To classify a click, the vector of variables measured from that click is analysed with the random forest model, which contains hundreds of classification trees. Each tree in the forest classifies the click and final classification is based on the species that the greatest percentage of trees voted for. If the greatest percentage of tree votes falls below the click threshold (as specified in the ROCCA Parameters window) , the click is classified as Ambiguous.
School Classification
Table 3 lists the 17 variables calculated based on whistle and click detections for each encounter (if specified by the user in the ROCCA parameters window):
Variable Code | Variable Name | Units | Explanation |
---|---|---|---|
Encounter_Duration_s | Encounter duration | Seconds | Duration from the start of the first whistle/click to the end of the last whistle/click |
Number_of_whistles | Number of whistles | None | Number of whistles |
Whistle_Duration_s | Whistle duration | Seconds | Duration from the start of the first whistle to the end of the last whistle |
Min_Time_Between_Whistle_Detections_s | Minimum time between whistles | Seconds | Minimum time between whistles |
Max_Time_Between_Whistle_Detections_s | Maximum time between whistles | Seconds | Maximum time between whistles |
Ave_Time_Between_Whistle_Detections_s | Average time between whistles | Seconds | Average time between whistles |
Whistle_Detections_per_Second | Whistles per second | Counts/s | The number of whistles / whistle duration |
Whistle_Density | Whistle density | None | Sum of the whistle durations / the encounter duration |
Ave_Whistle_Overlap | Average whistle overlap | None | Total duration during which whistles overlap / encounter duration |
Number_of_Clicks | Number of clicks | None | Number of clicks |
Click_Duration_s | Click duration | Seconds | Duration from start of first click to end of last click |
Min_Time_Between_Click_Detections | Minimum time between clicks | Seconds | Minimum time between clicks |
Max_Time_Between_Click_Detections | Maximum time between clicks | Seconds | Maximum time between clicks |
Ave_Time_Between_Click_Detections | Average time between clicks | Seconds | Average time between clicks |
Click_Detections_per_Second | Clicks per second | Counts/s | Sum of the click durations / encounter duration |
Ave_Click_Overlap | Average click overlap | None | Total duration during which clicks overlap / encounter duration |
Lat* | Latitude | Deg | Latitude |
Long* | Longitude | Deg | Longitude |
*Latitude and Longitude are not measured from the whistle and click data, but taken from the GPS source as specified in the Rocca Parameters Window Source tab.
Each encounter number holds a list of possible species based on the whistle/click classifier models used.

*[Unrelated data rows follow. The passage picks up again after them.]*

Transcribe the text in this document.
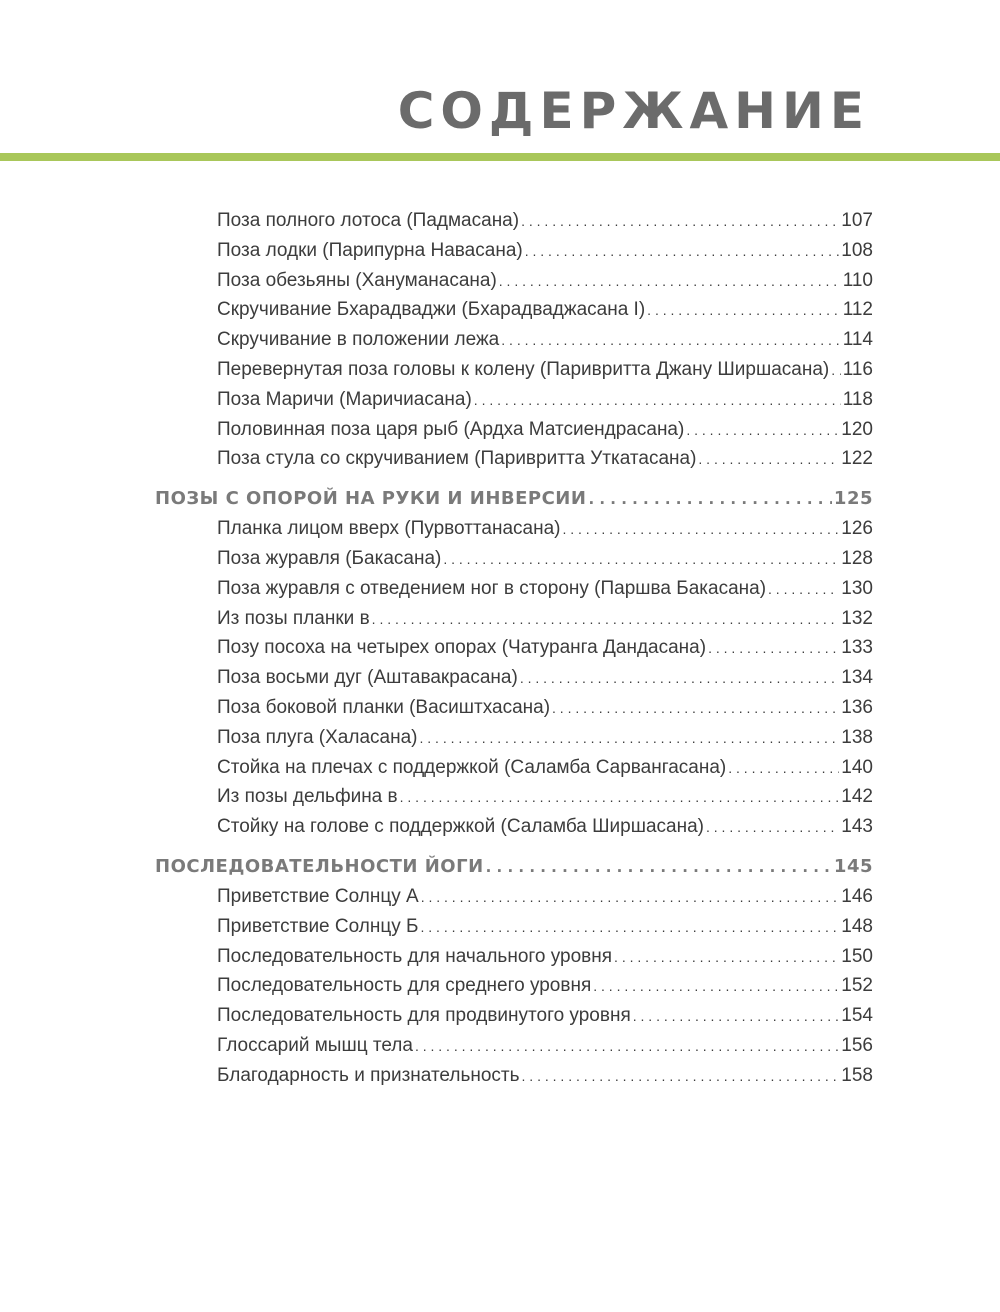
СОДЕРЖАНИЕ
Поза полного лотоса (Падмасана) . . .	107
Поза лодки (Парипурна Навасана) . . .	108
Поза обезьяны (Хануманасана) . . .	110
Скручивание Бхарадваджи (Бхарадваджасана I) . . .	112
Скручивание в положении лежа . . .	114
Перевернутая поза головы к колену (Паривритта Джану Ширшасана) . . . 116
Поза Маричи (Маричиасана) . . .	118
Половинная поза царя рыб (Ардха Матсиендрасана) . . .	120
Поза стула со скручиванием (Паривритта Уткатасана) . . .	122
ПОЗЫ С ОПОРОЙ НА РУКИ И ИНВЕРСИИ . . .	125
Планка лицом вверх (Пурвоттанасана) . . .	126
Поза журавля (Бакасана) . . .	128
Поза журавля с отведением ног в сторону (Паршва Бакасана) . . .	130
Из позы планки в . . .	132
Позу посоха на четырех опорах (Чатуранга Дандасана) . . .	133
Поза восьми дуг (Аштавакрасана) . . .	134
Поза боковой планки (Васиштхасана) . . .	136
Поза плуга (Халасана) . . .	138
Стойка на плечах с поддержкой (Саламба Сарвангасана) . . .	140
Из позы дельфина в . . .	142
Стойку на голове с поддержкой (Саламба Ширшасана) . . .	143
ПОСЛЕДОВАТЕЛЬНОСТИ ЙОГИ . . .	145
Приветствие Солнцу А . . .	146
Приветствие Солнцу Б . . .	148
Последовательность для начального уровня . . .	150
Последовательность для среднего уровня . . .	152
Последовательность для продвинутого уровня . . .	154
Глоссарий мышц тела . . .	156
Благодарность и признательность . . .	158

There are two values stored for each species: the number of times a whistle/click has been classified to that species (displayed), and a cumulative total of all the percentage tree votes for the species (not displayed). When a new whistle/click classification is saved to an encounter number, the count of the classified species is increased by one and the percentage tree votes for each species are added to the corresponding cumulative totals.
The encounter is classified in one of two ways:
If an encounter classifier has been loaded, the vector of encounter parameters and the random forest probabilities from the whistle and click classifiers are analysed with the encounter random forest and the encounter is classified as the species with the highest percentage of tree votes.
2. If no encounter classifier has been selected by the user, the encounter is classified as the species with the highest cumulative percentage of tree votes. Note that this may be different than the species most often classified - the value shown in the sidebar species list. If the highest cumulative percentage of tree votes falls below the school threshold (as specified in the ROCCA Parameters window), the detection is classified as Ambiguous.